Everyone is so weary, yet so calm. Around me or my body. Wrapped up tight, the beautiful ravine stares back blank like all of our select eyes.
Shakes violent like the mighty eagle or vulture of our creators/our gods flights into the unknown night might have taken over, maybe like our ancient river is giving (a)way, to the underground race once more. The lightning fast silent warriors of snakes and the like. Those who haunt us from the sky and deep water. Stuck on this planet and the seven planes which exist all together, all at one fucking time. The group is shaking in silent vibration.
The night is vast. Stalking my shadow and I. A mockery and foolish attempt to describe something worthwhile. How my mind and my well of a heart cry.
Make it worth your while. Listening; the ravine blows over and the river tides. I am broken; and my lovers who sit silent with me are as well dismayed. The birth of change never changes? ( Our hearts have given way, in the love of all such things)
The possibility of embracing sanity and insanity gives away and the earth trembles open. The core is present alive, and yes the ones underground have taken our place. This is the natural evolution of things and experiences that is said, The earth a model unit of the experience of life in this age/yuga. Snakes and the vast alien dimensions ripping over our carcasses, our energy devoured by the meagre sustaining and replenishing universe.

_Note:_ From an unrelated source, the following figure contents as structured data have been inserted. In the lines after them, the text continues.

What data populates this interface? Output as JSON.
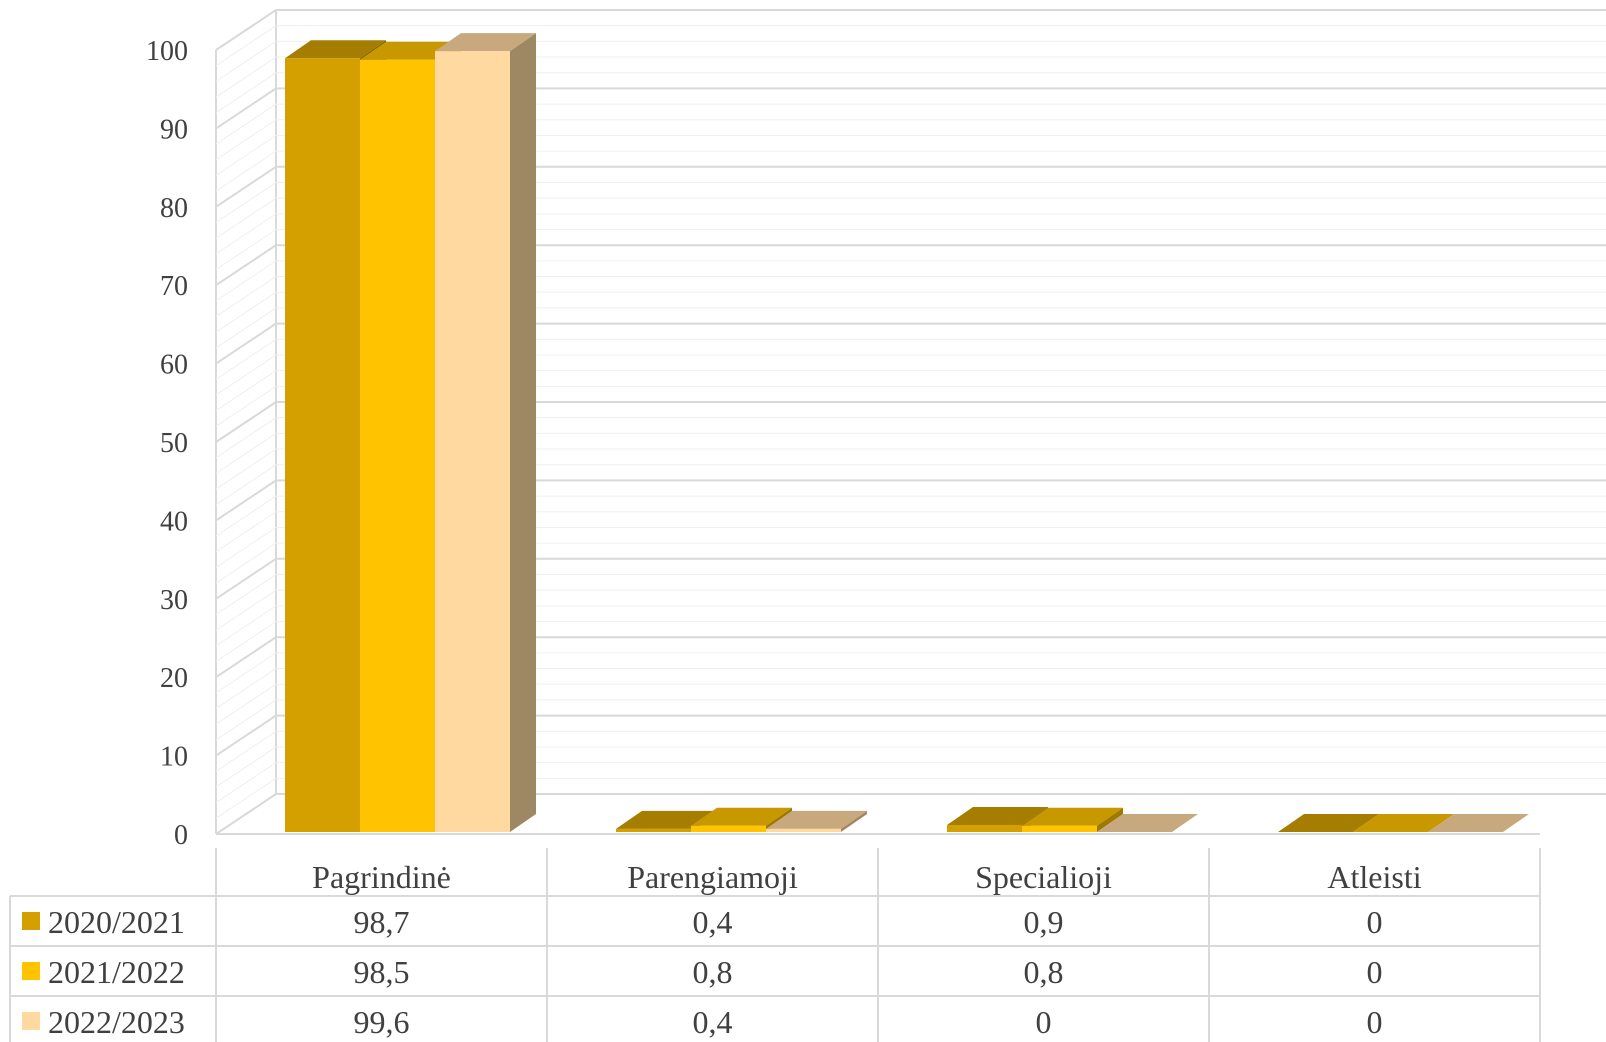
{
  "chart_data": {
    "type": "bar",
    "subtype": "3d-clustered-column-with-data-table",
    "title": "",
    "xlabel": "",
    "ylabel": "",
    "categories": [
      "Pagrindinė",
      "Parengiamoji",
      "Specialioji",
      "Atleisti"
    ],
    "series": [
      {
        "name": "2020/2021",
        "color": "#D4A000",
        "values": [
          98.7,
          0.4,
          0.9,
          0
        ]
      },
      {
        "name": "2021/2022",
        "color": "#FFC300",
        "values": [
          98.5,
          0.8,
          0.8,
          0
        ]
      },
      {
        "name": "2022/2023",
        "color": "#FFD9A0",
        "values": [
          99.6,
          0.4,
          0,
          0
        ]
      }
    ],
    "table_values": [
      [
        "98,7",
        "0,4",
        "0,9",
        "0"
      ],
      [
        "98,5",
        "0,8",
        "0,8",
        "0"
      ],
      [
        "99,6",
        "0,4",
        "0",
        "0"
      ]
    ],
    "ylim": [
      0,
      100
    ],
    "yticks": [
      0,
      10,
      20,
      30,
      40,
      50,
      60,
      70,
      80,
      90,
      100
    ],
    "grid": true,
    "legend": "data-table-left"
  }
}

I salute to the sun and bow down to the earth, giving away my external instances. It is after all about being genuine in the scheme of things. Whatever makes you shine and glow. My entire group feels the same way as we watch the dark night come alive maybe forever in our heads and hearts. We all climb tall to the stance, giving away all attachments; feeling our hearts pound as one. I have felt this way once before.
When was the last time, it beat. For a non tangible cause. When did it beat last for your self to be over whelmed. I do not know for myself. But I verily cry every time I feel the depths and pangs of the infinite heart take over for the beloved. Tara be blessed. Tara be praised. When the divine mother takes everything from us, shall she bless us with everything. Inside the ravine is our minds. Now almost gone, we see every time over like a reset button till we know what is to happen at the advent of our birth. OF course our deaths.
Tango and embrace; break off and part ways. Life is dichotomous with a nasty sense of humour. Welcome the way with a kiss.
Beating bravely, it stands tall, like my dark shaman group and I , all giving away our externals All embraced the internal call of the divine. How else can I say?